Still, groupies are a sign of success, no matter how mutant they might be. Some people, such as Peter Leeds, manager for Blondie, don’t understand that. He fears (perhaps correctly) that any mention of the frustrated men who try to hit on Deborah Harry will somehow link her band to a nominal star status. He forgets that groupies buy records and concert tickets and T-shirts bearing band logos, that groupies are the best advertising there is, even if their infatuation with stardom can be obnoxious. As it is with Richie, who would give anything to meet Deborah Harry.

Richie

It was tropical hot in this place, this converted Long Island bowling alley known as My Father’s Place, and Richie, standing not a foot from the stage where in a few minutes he would be able to reach out and touch, actually touch, the woman who inspired his wet dreams, knew it was time to peel off his bleached, sleeveless denim jacket, the one inscribed with “WestyKills” across the back.
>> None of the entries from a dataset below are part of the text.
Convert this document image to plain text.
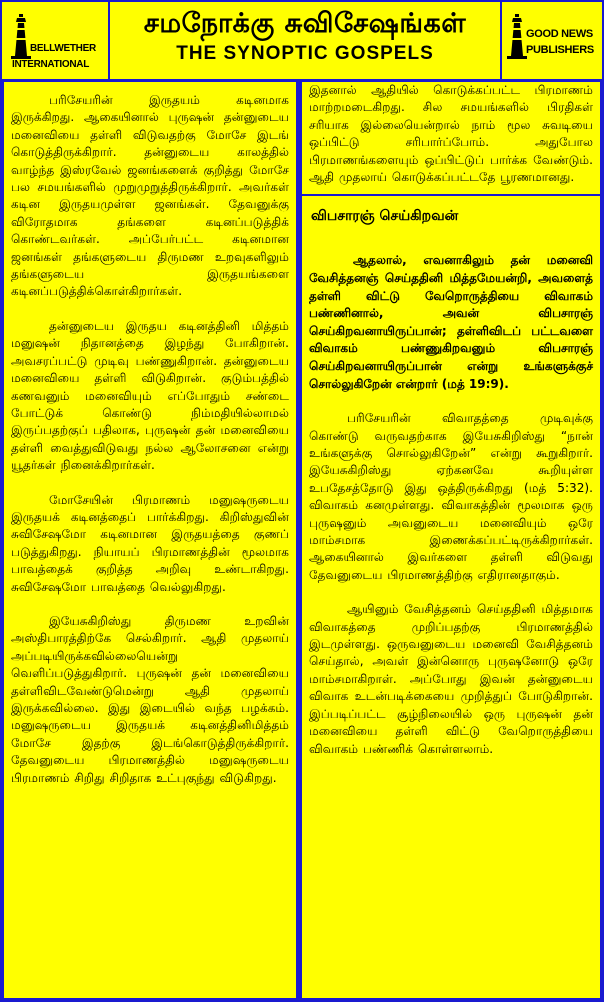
BELLWETHER
INTERNATIONAL
சமநோக்கு சுவிசேஷங்கள்
THE SYNOPTIC GOSPELS
GOOD NEWS
PUBLISHERS

பரிசேயரின் இருதயம் கடினமாக இருக்கிறது. ஆகையினால் புருஷன் தன்னுடைய மனைவியை தள்ளி விடுவதற்கு மோசே இடங் கொடுத்திருக்கிறார். தன்னுடைய காலத்தில் வாழ்ந்த இஸ்ரவேல் ஜனங்களைக் குறித்து மோசே பல சமயங்களில் முறுமுறுத்திருக்கிறார். அவர்கள் கடின இருதயமுள்ள ஜனங்கள். தேவனுக்கு விரோதமாக தங்களை கடினப்படுத்திக் கொண்டவர்கள். அப்பேர்பட்ட கடினமான ஜனங்கள் தங்களுடைய திருமண உறவுகளிலும் தங்களுடைய இருதயங்களை கடினப்படுத்திக்கொள்கிறார்கள்.

தன்னுடைய இருதய கடினத்தினி மித்தம் மனுஷன் நிதானத்தை இழந்து போகிறான். அவசரப்பட்டு முடிவு பண்ணுகிறான். தன்னுடைய மனைவியை தள்ளி விடுகிறான். குடும்பத்தில் கணவனும் மனைவியும் எப்போதும் சண்டை போட்டுக் கொண்டு நிம்மதியில்லாமல் இருப்பதற்குப் பதிலாக, புருஷன் தன் மனைவியை தள்ளி வைத்துவிடுவது நல்ல ஆலோசனை என்று யூதர்கள் நினைக்கிறார்கள்.

மோசேயின் பிரமாணம் மனுஷருடைய இருதயக் கடினத்தைப் பார்க்கிறது. கிறிஸ்துவின் சுவிசேஷமோ கடினமான இருதயத்தை குணப் படுத்துகிறது. நியாயப் பிரமாணத்தின் மூலமாக பாவத்தைக் குறித்த அறிவு உண்டாகிறது. சுவிசேஷமோ பாவத்தை வெல்லுகிறது.

இயேசுகிறிஸ்து திருமண உறவின் அஸ்திபாரத்திற்கே செல்கிறார். ஆதி முதலாய் அப்படியிருக்கவில்லையென்று வெளிப்படுத்துகிறார். புருஷன் தன் மனைவியை தள்ளிவிடவேண்டுமென்று ஆதி முதலாய் இருக்கவில்லை. இது இடையில் வந்த பழக்கம். மனுஷருடைய இருதயக் கடினத்தினிமித்தம் மோசே இதற்கு இடங்கொடுத்திருக்கிறார். தேவனுடைய பிரமாணத்தில் மனுஷருடைய பிரமாணம் சிறிது சிறிதாக உட்புகுந்து விடுகிறது.

இதனால் ஆதியில் கொடுக்கப்பட்ட பிரமாணம் மாற்றமடைகிறது. சில சமயங்களில் பிரதிகள் சரியாக இல்லையென்றால் நாம் மூல சுவடியை ஒப்பிட்டு சரிபார்ப்போம். அதுபோல பிரமாணங்களையும் ஒப்பிட்டுப் பார்க்க வேண்டும். ஆதி முதலாய் கொடுக்கப்பட்டதே பூரணமானது.

விபசாரஞ் செய்கிறவன்

ஆதலால், எவனாகிலும் தன் மனைவி வேசித்தனஞ் செய்ததினி மித்தமேயன்றி, அவளைத் தள்ளி விட்டு வேறொருத்தியை விவாகம் பண்ணினால், அவன் விபசாரஞ் செய்கிறவனாயிருப்பான்; தள்ளிவிடப் பட்டவளை விவாகம் பண்ணுகிறவனும் விபசாரஞ் செய்கிறவனாயிருப்பான் என்று உங்களுக்குச் சொல்லுகிறேன் என்றார் (மத் 19:9).

பரிசேயரின் விவாதத்தை முடிவுக்கு கொண்டு வருவதற்காக இயேசுகிறிஸ்து “நான் உங்களுக்கு சொல்லுகிறேன்” என்று கூறுகிறார். இயேசுகிறிஸ்து ஏற்கனவே கூறியுள்ள உபதேசத்தோடு இது ஒத்திருக்கிறது (மத் 5:32). விவாகம் கனமுள்ளது. விவாகத்தின் மூலமாக ஒரு புருஷனும் அவனுடைய மனைவியும் ஒரே மாம்சமாக இணைக்கப்பட்டிருக்கிறார்கள். ஆகையினால் இவர்களை தள்ளி விடுவது தேவனுடைய பிரமாணத்திற்கு எதிரானதாகும்.

ஆயினும் வேசித்தனம் செய்ததினி மித்தமாக விவாகத்தை முறிப்பதற்கு பிரமாணத்தில் இடமுள்ளது. ஒருவனுடைய மனைவி வேசித்தனம் செய்தால், அவள் இன்னொரு புருஷனோடு ஒரே மாம்சமாகிறாள். அப்போது இவன் தன்னுடைய விவாக உடன்படிக்கையை முறித்துப் போடுகிறான். இப்படிப்பட்ட சூழ்நிலையில் ஒரு புருஷன் தன் மனைவியை தள்ளி விட்டு வேறொருத்தியை விவாகம் பண்ணிக் கொள்ளலாம்.
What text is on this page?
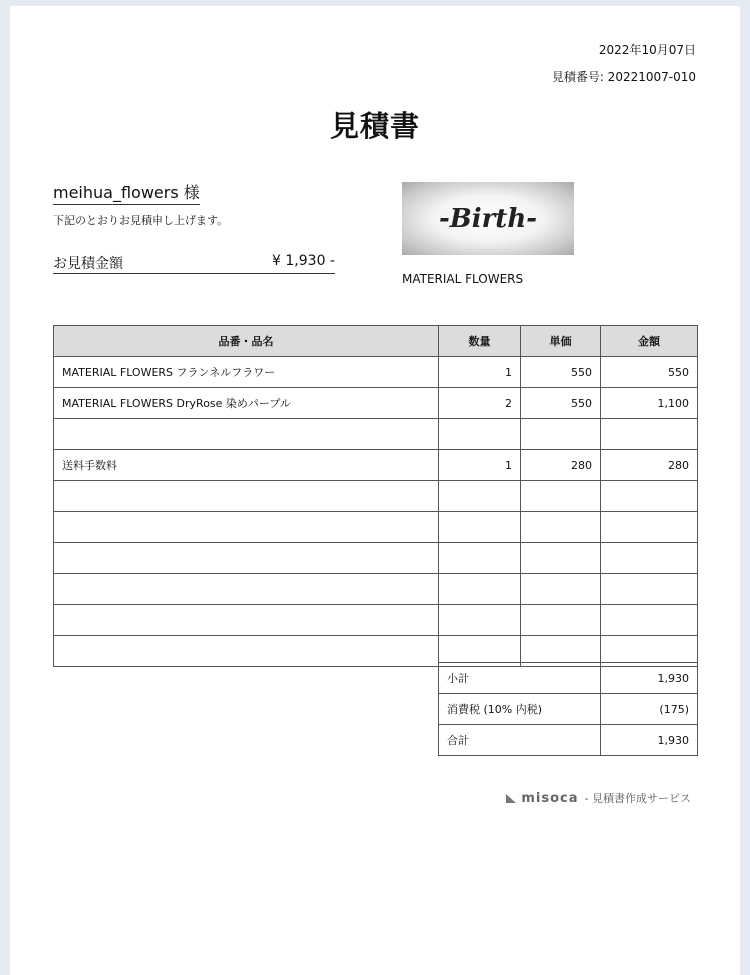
2022年10月07日
見積番号: 20221007-010
見積書
meihua_flowers 様
下記のとおりお見積申し上げます。
お見積金額	¥ 1,930 -
-Birth-
MATERIAL FLOWERS
品番・品名	数量	単価	金額
MATERIAL FLOWERS フランネルフラワー	1	550	550
MATERIAL FLOWERS DryRose 染めパープル	2	550	1,100

送料手数料	1	280	280

小計	1,930
消費税 (10% 内税)	(175)
合計	1,930
misoca - 見積書作成サービス
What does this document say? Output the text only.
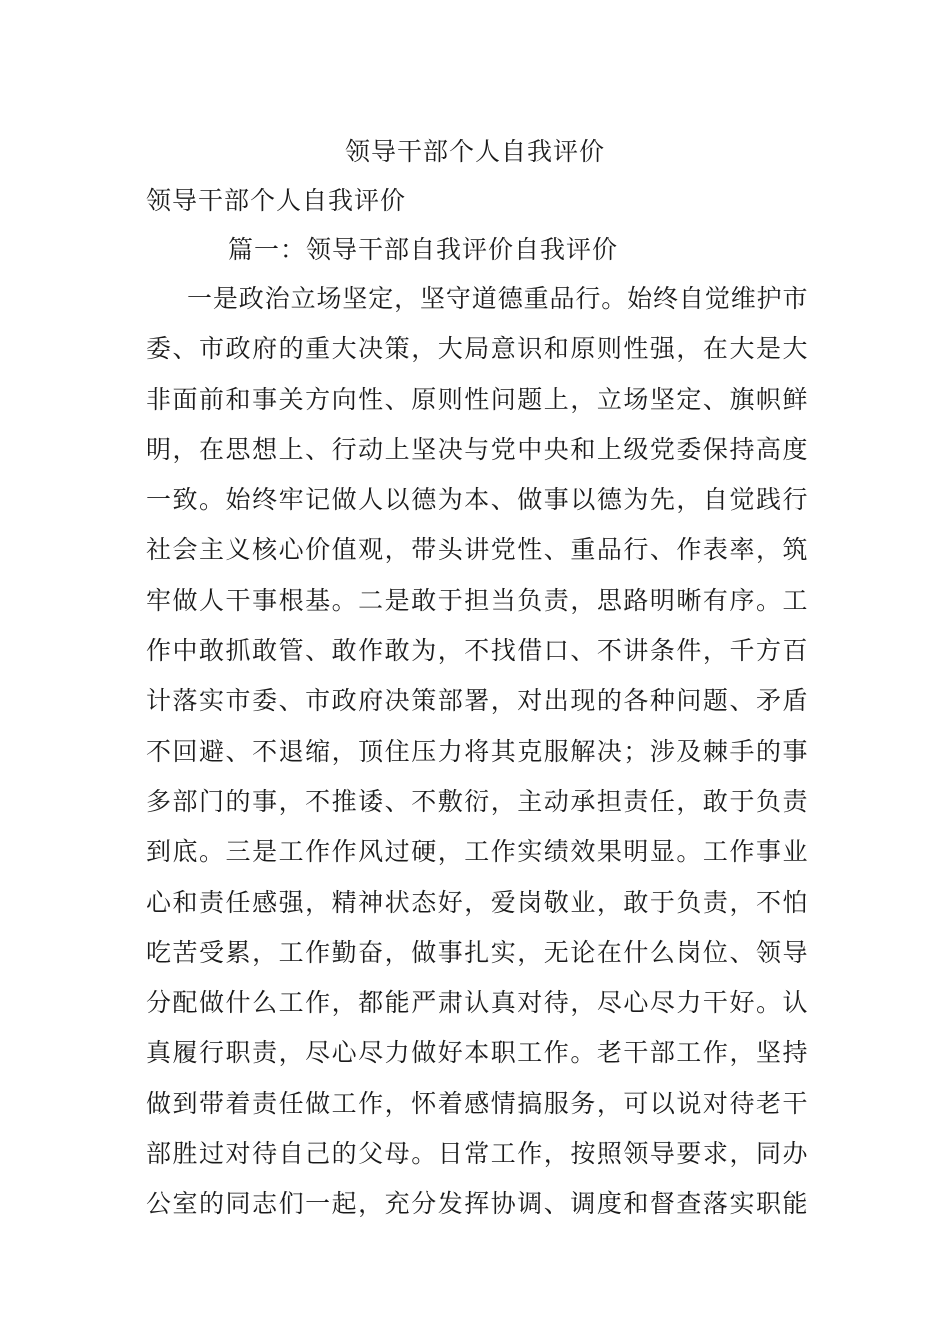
领导干部个人自我评价
领导干部个人自我评价
篇一：领导干部自我评价自我评价
一是政治立场坚定，坚守道德重品行。始终自觉维护市
委、市政府的重大决策，大局意识和原则性强，在大是大
非面前和事关方向性、原则性问题上，立场坚定、旗帜鲜
明，在思想上、行动上坚决与党中央和上级党委保持高度
一致。始终牢记做人以德为本、做事以德为先，自觉践行
社会主义核心价值观，带头讲党性、重品行、作表率，筑
牢做人干事根基。二是敢于担当负责，思路明晰有序。工
作中敢抓敢管、敢作敢为，不找借口、不讲条件，千方百
计落实市委、市政府决策部署，对出现的各种问题、矛盾
不回避、不退缩，顶住压力将其克服解决；涉及棘手的事
多部门的事，不推诿、不敷衍，主动承担责任，敢于负责
到底。三是工作作风过硬，工作实绩效果明显。工作事业
心和责任感强，精神状态好，爱岗敬业，敢于负责，不怕
吃苦受累，工作勤奋，做事扎实，无论在什么岗位、领导
分配做什么工作，都能严肃认真对待，尽心尽力干好。认
真履行职责，尽心尽力做好本职工作。老干部工作，坚持
做到带着责任做工作，怀着感情搞服务，可以说对待老干
部胜过对待自己的父母。日常工作，按照领导要求，同办
公室的同志们一起，充分发挥协调、调度和督查落实职能
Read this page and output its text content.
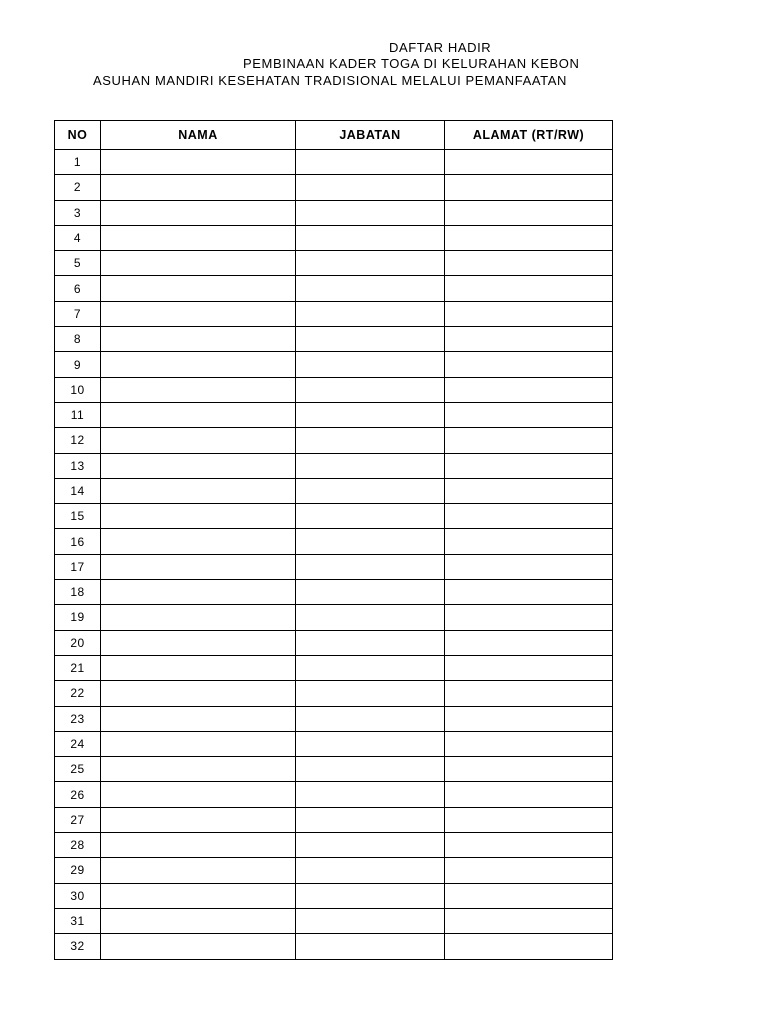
DAFTAR HADIR
PEMBINAAN KADER TOGA DI KELURAHAN KEBON
ASUHAN MANDIRI KESEHATAN TRADISIONAL MELALUI PEMANFAATAN
NO	NAMA	JABATAN	ALAMAT (RT/RW)
1			
2			
3			
4			
5			
6			
7			
8			
9			
10			
11			
12			
13			
14			
15			
16			
17			
18			
19			
20			
21			
22			
23			
24			
25			
26			
27			
28			
29			
30			
31			
32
Of course, the disrobing was all part of the plan: He figured Deborah Harry wouldn’t or couldn’t or just might not mind doing a double take at his giant, hairless chest and the beautiful pectorals he had spent years inflating at a Brooklyn PAL center. He had tried the same ploy the week before, when he followed Blondie and the band to Boston’s Palace Theatre. He thought it would be easy to penetrate the backstage scene there, impress Blondie with his simian muscularity (and his most recent cosmetic acquisition: a tiny, heart-shaped tattoo on his left shoulder, still raw from the pricking), then to ask for a date. But the security was tight — Christ, the bouncer was even bigger than he was. But he knew the layout of this bench-lined rock club: to get backstage he need only walk through the swinging doors at the side of the stage, strut with the self-importance of a roadie and run down the back stairs to where he could talk to Deborah, the most god-awful gorgeous girl in the whole expanding universe. And tonight, feeling the Methedrine-spiked beer coursing through his veins, Richie just knew that Deborah was hyped up for some groupie action.